Much of what it takes to be sustainable is actually made easier by human density: rather than setting up every small household with its own compost (for food and human waste both, although of course shit needs its own treatment), every apartment building can pool its resources. Well-designed (or organically designed, for that matter) urban areas don’t require individuals to have cars. Most of the city is within walking distance, and there can always be public transportation.

The Urban Wild

The city can be as wild a place as the forest. Buildings come and go as their use demands, outside of central planning. Organic growth and decay all take place, and biodiversity is actually quite high in large city. The city, or non-city or whatever, can easily be the home of the rewilded humans, the post-civilized.

2 thoughts on “The City That’s Not a City”

  1. “What do you call [it]…what does [it] look like?” One question suggests at most a phrase, and the answer to the second question could last… a blog post or more. Both ideas could claim to mean, what is its essence? There’s more than these two answers, spanning a lot of territory in between No Idea and Getting Interesting.
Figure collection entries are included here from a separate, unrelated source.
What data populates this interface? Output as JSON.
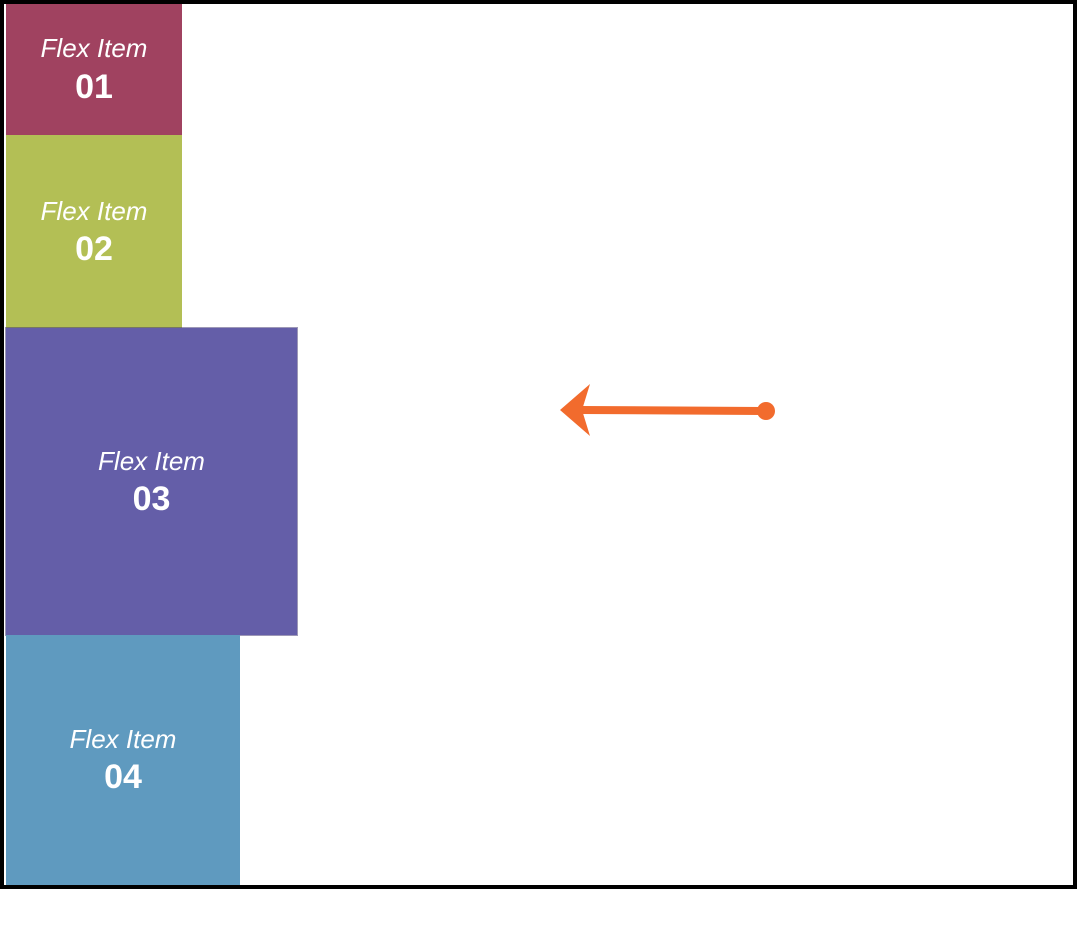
{
  "items": [
    {
      "label": "Flex Item",
      "number": "01",
      "color": "#a04260"
    },
    {
      "label": "Flex Item",
      "number": "02",
      "color": "#b3bf55"
    },
    {
      "label": "Flex Item",
      "number": "03",
      "color": "#645ea8"
    },
    {
      "label": "Flex Item",
      "number": "04",
      "color": "#5f9abf"
    }
  ],
  "arrow": {
    "color": "#f26b2d",
    "direction": "left"
  }
}
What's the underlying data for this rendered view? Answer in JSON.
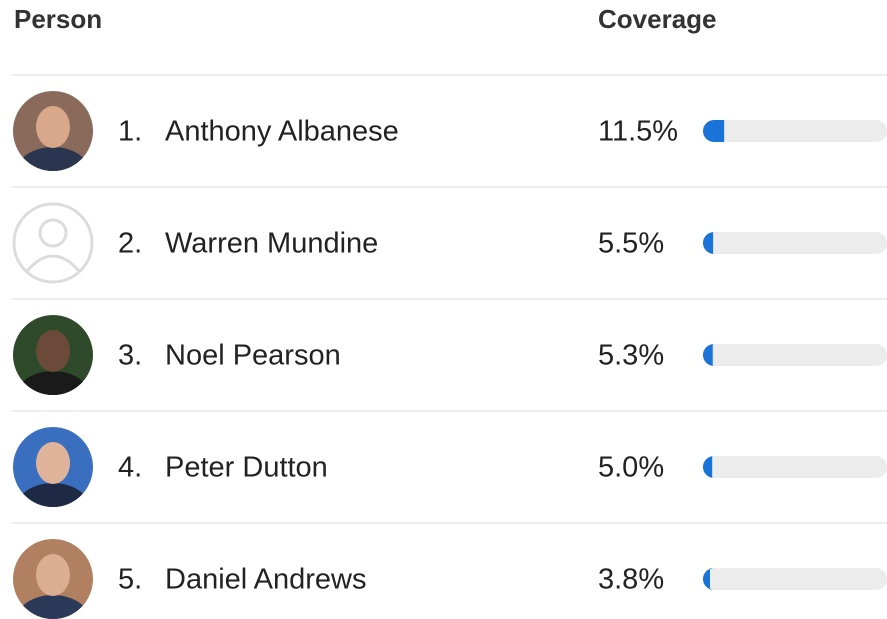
{
  "header": {
    "person": "Person",
    "coverage": "Coverage"
  },
  "table": {
    "xlim": [
      0,
      100
    ],
    "rows": [
      {
        "rank": "1.",
        "name": "Anthony Albanese",
        "coverage": 11.5,
        "coverage_label": "11.5%"
      },
      {
        "rank": "2.",
        "name": "Warren Mundine",
        "coverage": 5.5,
        "coverage_label": "5.5%"
      },
      {
        "rank": "3.",
        "name": "Noel Pearson",
        "coverage": 5.3,
        "coverage_label": "5.3%"
      },
      {
        "rank": "4.",
        "name": "Peter Dutton",
        "coverage": 5.0,
        "coverage_label": "5.0%"
      },
      {
        "rank": "5.",
        "name": "Daniel Andrews",
        "coverage": 3.8,
        "coverage_label": "3.8%"
      }
    ]
  }
}
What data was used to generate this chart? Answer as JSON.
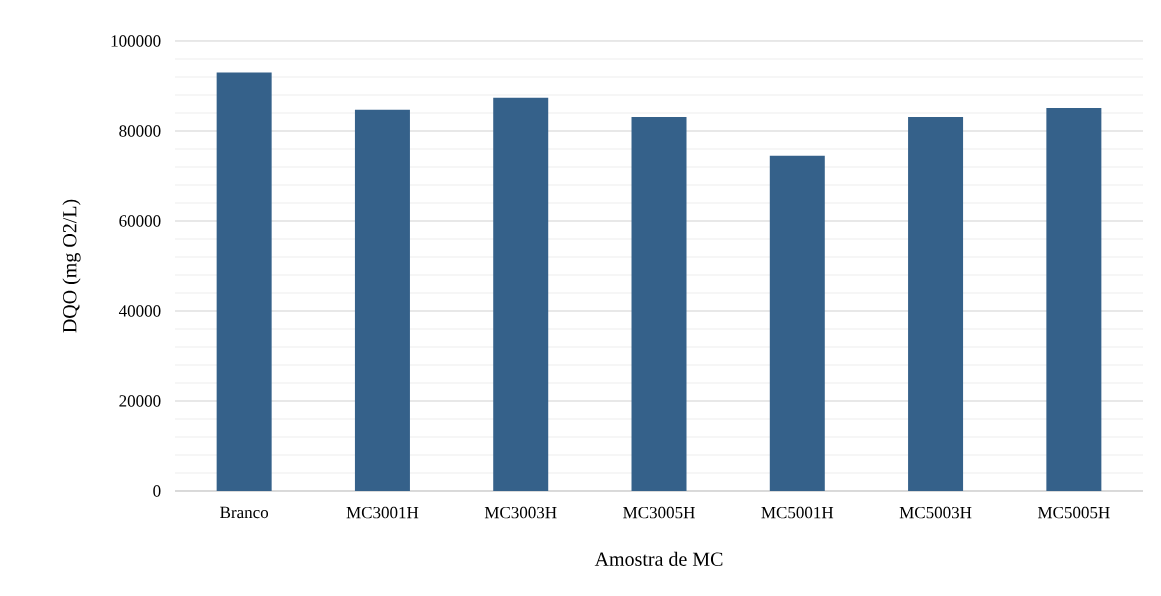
{
  "chart_data": {
    "type": "bar",
    "xlabel": "Amostra de MC",
    "ylabel": "DQO (mg O2/L)",
    "categories": [
      "Branco",
      "MC3001H",
      "MC3003H",
      "MC3005H",
      "MC5001H",
      "MC5003H",
      "MC5005H"
    ],
    "values": [
      93000,
      84700,
      87400,
      83100,
      74500,
      83100,
      85100
    ],
    "color": "#35618a",
    "ylim": [
      0,
      100000
    ],
    "yticks": [
      0,
      20000,
      40000,
      60000,
      80000,
      100000
    ],
    "grid": "y"
  }
}
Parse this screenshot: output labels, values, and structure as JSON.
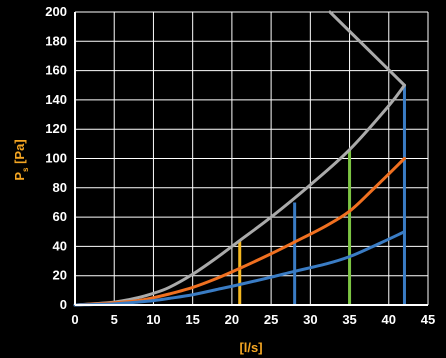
{
  "chart_data": {
    "type": "line",
    "xlabel": "[l/s]",
    "ylabel_main": "P",
    "ylabel_sub": "s",
    "ylabel_unit": " [Pa]",
    "xlim": [
      0,
      45
    ],
    "ylim": [
      0,
      200
    ],
    "x_ticks": [
      0,
      5,
      10,
      15,
      20,
      25,
      30,
      35,
      40,
      45
    ],
    "y_ticks": [
      0,
      20,
      40,
      60,
      80,
      100,
      120,
      140,
      160,
      180,
      200
    ],
    "grid": true,
    "series": [
      {
        "color": "#aaaaaa",
        "x": [
          0,
          5,
          8,
          10,
          12,
          15,
          18,
          21,
          25,
          30,
          35,
          40,
          42
        ],
        "y": [
          0,
          2,
          5,
          8,
          12,
          21,
          32,
          44,
          60,
          82,
          106,
          136,
          150
        ]
      },
      {
        "color": "#f07020",
        "x": [
          0,
          5,
          8,
          10,
          12,
          15,
          18,
          21,
          25,
          28,
          32,
          35,
          38,
          42
        ],
        "y": [
          0,
          1.5,
          3,
          5,
          7.5,
          12,
          18,
          25,
          35,
          43,
          54,
          64,
          79,
          100
        ]
      },
      {
        "color": "#3a7cc4",
        "x": [
          0,
          5,
          8,
          10,
          12,
          15,
          18,
          21,
          25,
          28,
          32,
          35,
          38,
          42
        ],
        "y": [
          0,
          0.8,
          2,
          3,
          4.5,
          7,
          10.5,
          14,
          19,
          23,
          28,
          33,
          40,
          50
        ]
      },
      {
        "color": "#aaaaaa",
        "x": [
          32.5,
          42
        ],
        "y": [
          200,
          150
        ]
      }
    ],
    "markers": [
      {
        "x": 21,
        "y": 44,
        "color": "#f5b820"
      },
      {
        "x": 28,
        "y": 70,
        "color": "#3a7cc4"
      },
      {
        "x": 35,
        "y": 106,
        "color": "#7cc443"
      },
      {
        "x": 42,
        "y": 150,
        "color": "#3a7cc4"
      }
    ]
  }
}
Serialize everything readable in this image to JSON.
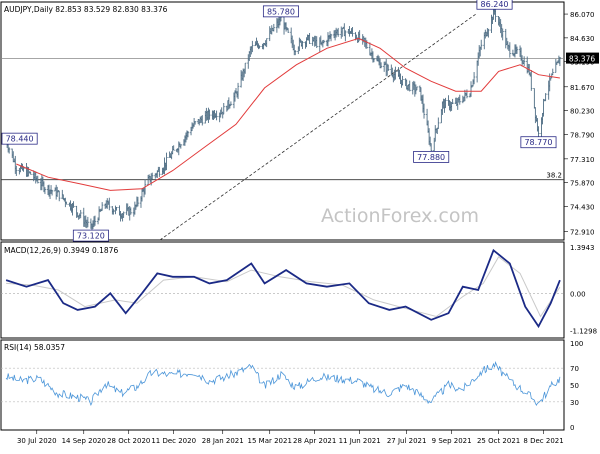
{
  "price_panel": {
    "header": "AUDJPY,Daily  82.853 83.529 82.830 83.376",
    "last_price_label": "83.376",
    "fib_label": "38.2",
    "watermark": "ActionForex.com",
    "annotations": [
      {
        "text": "85.780",
        "date": "2021-03-26",
        "value": 85.78
      },
      {
        "text": "86.240",
        "date": "2021-10-21",
        "value": 86.24
      },
      {
        "text": "78.440",
        "date": "2020-06-30",
        "value": 78.44
      },
      {
        "text": "73.120",
        "date": "2020-09-21",
        "value": 73.12
      },
      {
        "text": "77.880",
        "date": "2021-08-20",
        "value": 77.88
      },
      {
        "text": "78.770",
        "date": "2021-12-03",
        "value": 78.77
      }
    ]
  },
  "macd_panel": {
    "header": "MACD(12,26,9) 0.3949 0.1876",
    "ticks": [
      "1.3943",
      "0.00",
      "-1.1298"
    ]
  },
  "rsi_panel": {
    "header": "RSI(14) 58.0357",
    "ticks": [
      "100",
      "70",
      "50",
      "30",
      "0"
    ]
  },
  "x_axis_labels": [
    "30 Jul 2020",
    "14 Sep 2020",
    "28 Oct 2020",
    "11 Dec 2020",
    "28 Jan 2021",
    "15 Mar 2021",
    "28 Apr 2021",
    "11 Jun 2021",
    "27 Jul 2021",
    "9 Sep 2021",
    "25 Oct 2021",
    "8 Dec 2021"
  ],
  "colors": {
    "candles": "#4e6d84",
    "ma": "#e23b3b",
    "macd": "#1b2a86",
    "signal": "#c9c9c9",
    "rsi": "#4c96d9",
    "labels": "#2a2a86"
  },
  "chart_data": [
    {
      "type": "line",
      "title": "AUDJPY,Daily",
      "x_type": "date",
      "yticks": [
        "86.070",
        "84.630",
        "83.190",
        "81.670",
        "80.230",
        "78.790",
        "77.310",
        "75.870",
        "74.430",
        "72.910"
      ],
      "ylim": [
        72.4,
        86.8
      ],
      "series": [
        {
          "values": [
            [
              "2020-06-30",
              78.44
            ],
            [
              "2020-07-10",
              76.8
            ],
            [
              "2020-07-24",
              76.4
            ],
            [
              "2020-08-07",
              75.6
            ],
            [
              "2020-08-20",
              75.2
            ],
            [
              "2020-09-03",
              74.4
            ],
            [
              "2020-09-21",
              73.12
            ],
            [
              "2020-10-05",
              74.6
            ],
            [
              "2020-10-20",
              74.0
            ],
            [
              "2020-11-02",
              74.2
            ],
            [
              "2020-11-16",
              76.0
            ],
            [
              "2020-11-30",
              76.8
            ],
            [
              "2020-12-14",
              78.0
            ],
            [
              "2020-12-31",
              79.4
            ],
            [
              "2021-01-15",
              80.0
            ],
            [
              "2021-01-28",
              80.2
            ],
            [
              "2021-02-10",
              81.2
            ],
            [
              "2021-02-25",
              84.0
            ],
            [
              "2021-03-10",
              84.4
            ],
            [
              "2021-03-26",
              85.78
            ],
            [
              "2021-04-08",
              84.0
            ],
            [
              "2021-04-20",
              84.6
            ],
            [
              "2021-05-04",
              84.2
            ],
            [
              "2021-05-18",
              85.0
            ],
            [
              "2021-06-01",
              85.0
            ],
            [
              "2021-06-15",
              84.4
            ],
            [
              "2021-06-28",
              83.2
            ],
            [
              "2021-07-12",
              82.6
            ],
            [
              "2021-07-26",
              81.8
            ],
            [
              "2021-08-09",
              81.4
            ],
            [
              "2021-08-20",
              77.88
            ],
            [
              "2021-08-31",
              80.6
            ],
            [
              "2021-09-13",
              80.6
            ],
            [
              "2021-09-27",
              81.4
            ],
            [
              "2021-10-08",
              84.2
            ],
            [
              "2021-10-21",
              86.24
            ],
            [
              "2021-11-03",
              84.0
            ],
            [
              "2021-11-15",
              83.6
            ],
            [
              "2021-11-24",
              82.6
            ],
            [
              "2021-12-03",
              78.77
            ],
            [
              "2021-12-10",
              81.4
            ],
            [
              "2021-12-17",
              82.4
            ],
            [
              "2021-12-24",
              83.376
            ]
          ]
        },
        {
          "values": [
            [
              "2020-07-10",
              77.0
            ],
            [
              "2020-08-10",
              76.2
            ],
            [
              "2020-09-10",
              75.8
            ],
            [
              "2020-10-10",
              75.4
            ],
            [
              "2020-11-10",
              75.5
            ],
            [
              "2020-12-10",
              76.6
            ],
            [
              "2021-01-10",
              78.0
            ],
            [
              "2021-02-10",
              79.4
            ],
            [
              "2021-03-10",
              81.6
            ],
            [
              "2021-04-10",
              83.0
            ],
            [
              "2021-05-10",
              84.0
            ],
            [
              "2021-06-10",
              84.6
            ],
            [
              "2021-07-01",
              84.0
            ],
            [
              "2021-07-26",
              82.8
            ],
            [
              "2021-08-20",
              82.0
            ],
            [
              "2021-09-13",
              81.4
            ],
            [
              "2021-10-08",
              81.4
            ],
            [
              "2021-10-25",
              82.6
            ],
            [
              "2021-11-15",
              83.0
            ],
            [
              "2021-12-03",
              82.4
            ],
            [
              "2021-12-24",
              82.2
            ]
          ]
        }
      ]
    },
    {
      "type": "line",
      "title": "MACD(12,26,9)",
      "x_type": "date",
      "ylim": [
        -1.35,
        1.55
      ],
      "series": [
        {
          "values": [
            [
              "2020-06-30",
              0.4
            ],
            [
              "2020-07-20",
              0.2
            ],
            [
              "2020-08-10",
              0.4
            ],
            [
              "2020-08-25",
              -0.3
            ],
            [
              "2020-09-08",
              -0.5
            ],
            [
              "2020-09-25",
              -0.4
            ],
            [
              "2020-10-10",
              0.0
            ],
            [
              "2020-10-25",
              -0.6
            ],
            [
              "2020-11-10",
              0.0
            ],
            [
              "2020-11-25",
              0.6
            ],
            [
              "2020-12-10",
              0.5
            ],
            [
              "2020-12-31",
              0.5
            ],
            [
              "2021-01-15",
              0.3
            ],
            [
              "2021-02-01",
              0.4
            ],
            [
              "2021-02-25",
              0.9
            ],
            [
              "2021-03-10",
              0.3
            ],
            [
              "2021-03-31",
              0.7
            ],
            [
              "2021-04-20",
              0.3
            ],
            [
              "2021-05-10",
              0.2
            ],
            [
              "2021-06-01",
              0.3
            ],
            [
              "2021-06-20",
              -0.3
            ],
            [
              "2021-07-10",
              -0.5
            ],
            [
              "2021-07-26",
              -0.4
            ],
            [
              "2021-08-20",
              -0.8
            ],
            [
              "2021-09-06",
              -0.6
            ],
            [
              "2021-09-20",
              0.2
            ],
            [
              "2021-10-05",
              0.1
            ],
            [
              "2021-10-20",
              1.3
            ],
            [
              "2021-11-05",
              0.9
            ],
            [
              "2021-11-20",
              -0.4
            ],
            [
              "2021-12-03",
              -1.0
            ],
            [
              "2021-12-15",
              -0.3
            ],
            [
              "2021-12-24",
              0.3949
            ]
          ]
        },
        {
          "values": [
            [
              "2020-06-30",
              0.3
            ],
            [
              "2020-07-25",
              0.25
            ],
            [
              "2020-08-20",
              0.1
            ],
            [
              "2020-09-15",
              -0.4
            ],
            [
              "2020-10-15",
              -0.2
            ],
            [
              "2020-11-05",
              -0.3
            ],
            [
              "2020-12-01",
              0.4
            ],
            [
              "2020-12-31",
              0.5
            ],
            [
              "2021-02-01",
              0.35
            ],
            [
              "2021-02-25",
              0.7
            ],
            [
              "2021-03-25",
              0.5
            ],
            [
              "2021-04-25",
              0.35
            ],
            [
              "2021-05-25",
              0.25
            ],
            [
              "2021-06-25",
              -0.2
            ],
            [
              "2021-07-25",
              -0.45
            ],
            [
              "2021-08-25",
              -0.7
            ],
            [
              "2021-09-20",
              -0.1
            ],
            [
              "2021-10-10",
              0.3
            ],
            [
              "2021-10-25",
              1.1
            ],
            [
              "2021-11-15",
              0.6
            ],
            [
              "2021-12-05",
              -0.7
            ],
            [
              "2021-12-24",
              0.1876
            ]
          ]
        }
      ]
    },
    {
      "type": "line",
      "title": "RSI(14)",
      "x_type": "date",
      "ylim": [
        0,
        100
      ],
      "series": [
        {
          "values": [
            [
              "2020-06-30",
              60
            ],
            [
              "2020-07-15",
              55
            ],
            [
              "2020-08-01",
              58
            ],
            [
              "2020-08-20",
              40
            ],
            [
              "2020-09-10",
              35
            ],
            [
              "2020-09-21",
              30
            ],
            [
              "2020-10-05",
              52
            ],
            [
              "2020-10-20",
              40
            ],
            [
              "2020-11-05",
              48
            ],
            [
              "2020-11-20",
              65
            ],
            [
              "2020-12-10",
              62
            ],
            [
              "2020-12-31",
              66
            ],
            [
              "2021-01-15",
              55
            ],
            [
              "2021-02-01",
              60
            ],
            [
              "2021-02-25",
              72
            ],
            [
              "2021-03-10",
              48
            ],
            [
              "2021-03-26",
              63
            ],
            [
              "2021-04-10",
              47
            ],
            [
              "2021-05-01",
              60
            ],
            [
              "2021-05-20",
              58
            ],
            [
              "2021-06-10",
              55
            ],
            [
              "2021-06-25",
              45
            ],
            [
              "2021-07-10",
              40
            ],
            [
              "2021-07-26",
              50
            ],
            [
              "2021-08-20",
              30
            ],
            [
              "2021-09-06",
              50
            ],
            [
              "2021-09-20",
              45
            ],
            [
              "2021-10-08",
              66
            ],
            [
              "2021-10-21",
              74
            ],
            [
              "2021-11-05",
              55
            ],
            [
              "2021-11-20",
              42
            ],
            [
              "2021-12-03",
              28
            ],
            [
              "2021-12-15",
              48
            ],
            [
              "2021-12-24",
              58.0357
            ]
          ]
        }
      ]
    }
  ]
}
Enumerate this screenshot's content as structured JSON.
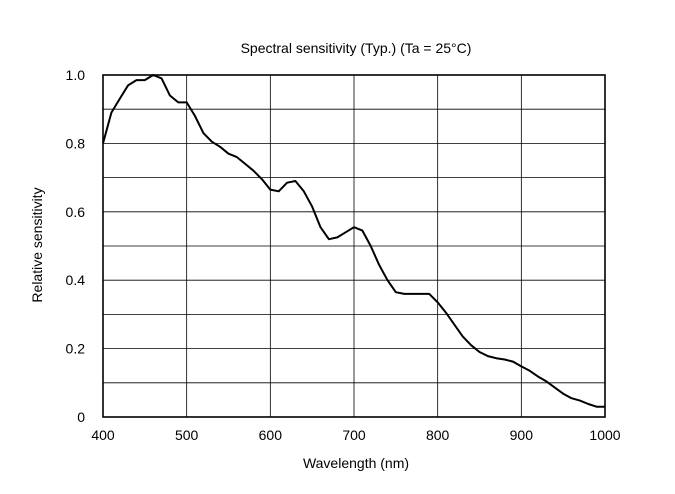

    In length an answer could be a haiku, a paragraph, a caption to a photo of an interesting urb-scape on Earthnow, a Craigslist ad, a query letter, a list of demands, an application for a new city charter, an invitation to an occupation, or a plot of a short story.

    It sounds like we’re talking about “F,F, and WS 2moro” (PK) extended at suburban destiny over most non-polar land area?

  2. I’ve got to admit, I don’t understand everything you’ve written, but if you’re talking about suburban human density spread over the entire globe, then absolutely not. I’m talking about higher densities of people spaced out with large amounts of wilderness.